我正在尝试构造一个本质上是二叉树的数据类型,其中:每个节点的左分支是一个函数,可以作用于每个节点的右分支中的变量.我是Haskell的新手,我不确定我是否会以正确的方式解决这个问题,但我目前的问题是我无法弄清楚如何将我的类型添加到Show类型类中.这是我的尝试:
{-# LANGUAGE ExistentialQuantification #-}
-- file: TS.hs
data TypeSentence a = forall b. Apply (TypeSentence (b->a)) (TypeSentence b)
| Expr a
instance (Show a) => (Show (TypeSentence a)) where
show (Expr x) = show x
show (Apply x y) = (show x) ++ " " ++ (show y)

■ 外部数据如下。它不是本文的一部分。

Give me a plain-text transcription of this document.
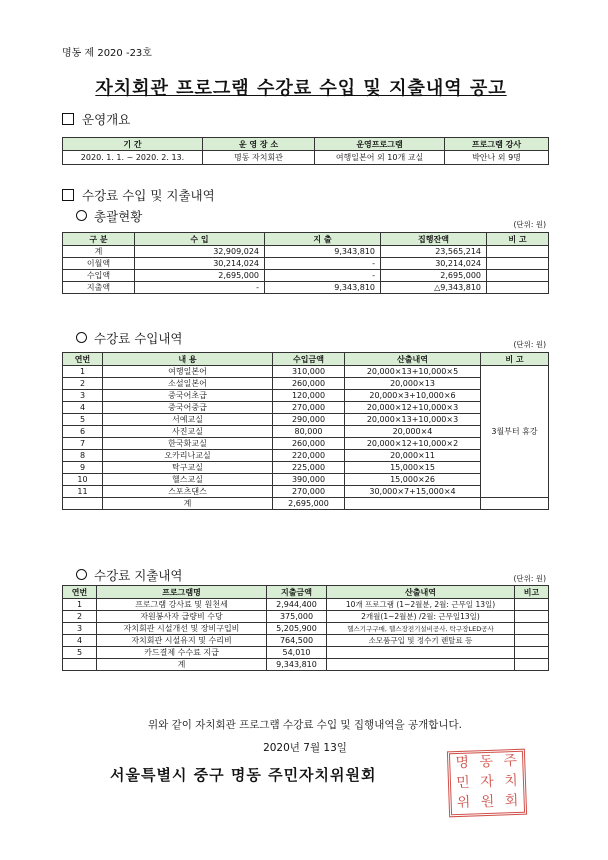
명동 제 2020 -23호
자치회관 프로그램 수강료 수입 및 지출내역 공고
운영개요
기 간	운 영 장 소	운영프로그램	프로그램 강사
2020. 1. 1. ~ 2020. 2. 13.	명동 자치회관	여행일본어 외 10개 교실	박안나 외 9명
수강료 수입 및 지출내역
총괄현황
(단위: 원)
구 분	수 입	지 출	집행잔액	비 고
계	32,909,024	9,343,810	23,565,214	
이월액	30,214,024	-	30,214,024	
수입액	2,695,000	-	2,695,000	
지출액	-	9,343,810	△9,343,810	
수강료 수입내역	(단위: 원)
연번	내 용	수입금액	산출내역	비 고
1	여행일본어	310,000	20,000×13+10,000×5	3월부터 휴강
2	소설일본어	260,000	20,000×13	
3	중국어초급	120,000	20,000×3+10,000×6	
4	중국어중급	270,000	20,000×12+10,000×3	
5	서예교실	290,000	20,000×13+10,000×3	
6	사진교실	80,000	20,000×4	
7	한국화교실	260,000	20,000×12+10,000×2	
8	오카리나교실	220,000	20,000×11	
9	탁구교실	225,000	15,000×15	
10	헬스교실	390,000	15,000×26	
11	스포츠댄스	270,000	30,000×7+15,000×4	
	계	2,695,000		
수강료 지출내역	(단위: 원)
연번	프로그램명	지출금액	산출내역	비고
1	프로그램 강사료 및 원천세	2,944,400	10개 프로그램 (1~2월분, 2월: 근무일 13일)	
2	자원봉사자 급량비 수당	375,000	2개월(1~2월분) /2월: 근무일13일)	
3	자치회관 시설개선 및 장비구입비	5,205,900	헬스기구구매, 헬스장전기설비공사, 탁구장LED공사	
4	자치회관 시설유지 및 수리비	764,500	소모품구입 및 정수기 렌탈료 등	
5	카드결제 수수료 지급	54,010		
	계	9,343,810		
위와 같이 자치회관 프로그램 수강료 수입 및 집행내역을 공개합니다.
2020년 7월 13일
서울특별시 중구 명동 주민자치위원회
명 동 주
민 자 치
위 원 회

instance (Show (TypeSentence b->a)) where
show (Expr x) = show "hello"
x = Expr 1
f = Expr (+1)
s = Apply f x
但是,当我将其加载到ghci时,我收到以下错误:
TS.hs:9:24:
Could not deduce (Show (b -> a)) from the context ()
arising from a use of `show' at TS.hs:9:24-29
Possible fix:
add (Show (b -> a)) to the context of the constructor `Apply'
or add an instance declaration for (Show (b -> a))
In the first argument of `(++)', namely `(show x)'
In the expression: (show x) ++ " " ++ (show y)
In the definition of `show':
show (Apply x y) = (show x) ++ " " ++ (show y)
Failed, modules loaded: none.
我是如何添加Show(b-> a)声明的?
谢谢.
您编写的代码存在一些问题,因此我将逐一介绍它们.
您无法为其添加特别丰富的实例Show (a -> b).考虑一下如何写它:
instance Show (a -> b) where
show f = error "What goes here?"
既然f是一个函数,除了将它应用于一个值之外,你无法用它做任何事情; 并且由于a是完全多态的类型,因此无法创建a要应用的类型值f.所以你唯一的选择是这样的
instance Show (a -> b) where
show _ = "<function>"
正如Daniel Fischer在评论中所说,这可以在Text.Show.Functions模块中找到.不过,我真的不打扰这个; 我只想写点什么
instance Show a => Show (TypeSentence a) where
show (Apply _ x) = "Apply _ " ++ show x -- This still won't work; see below
show (Expr x) = "Expr " ++ show x
既然show只能为任何函数返回一个字符串,只需直接内联即可.
尽管如此,你仍然无法编写那个Show实例.如果您尝试编译上面的实例,则会收到以下错误:
TS.hs:8:36:
Could not deduce (Show b) arising from a use of `show'
from the context (Show a)
bound by the instance declaration
at TS.hs:7:10-40
Possible fix:
add (Show b) to the context of
the data constructor `Apply'
or the instance declaration
In the second argument of `(++)', namely `show x'
In the expression: "Apply _ " ++ show x
In an equation for `show': show (Apply _ x) = "Apply _ " ++ show x
问题是,在你的定义中TypeSentence,Apply隐藏了一个由任意存在隐藏类型参数化的变量(x在定义中绑定show).但是不能保证可以显示,所以不会进行类型检查,这是上面产生的错误:没有实例,因为它是任意的.因此,要摆脱这种情况,最简单的方法就是TypeSentencebbshow xShow bb
instance Show a => Show (TypeSentence a) where
show (Apply _ _) = "Apply _ _"
show (Expr x) = "Expr " ++ show x
这并不是特别有用.所以也许没有一个好的Show实例TypeSentence.(这没关系.许多有用的类型都没有Show实例.)
这个与其他一切无关.该instance Show (TypeSentence b -> a)声明试图宣布的一个实例Show为从函数TypeSentence b到a; 如果你重新表达为instance Show (TypeSentence (b -> a)),你仍然需要FlexibleInstances和OverlappingInstances扩展来获得编译.所以你应该只是斧头.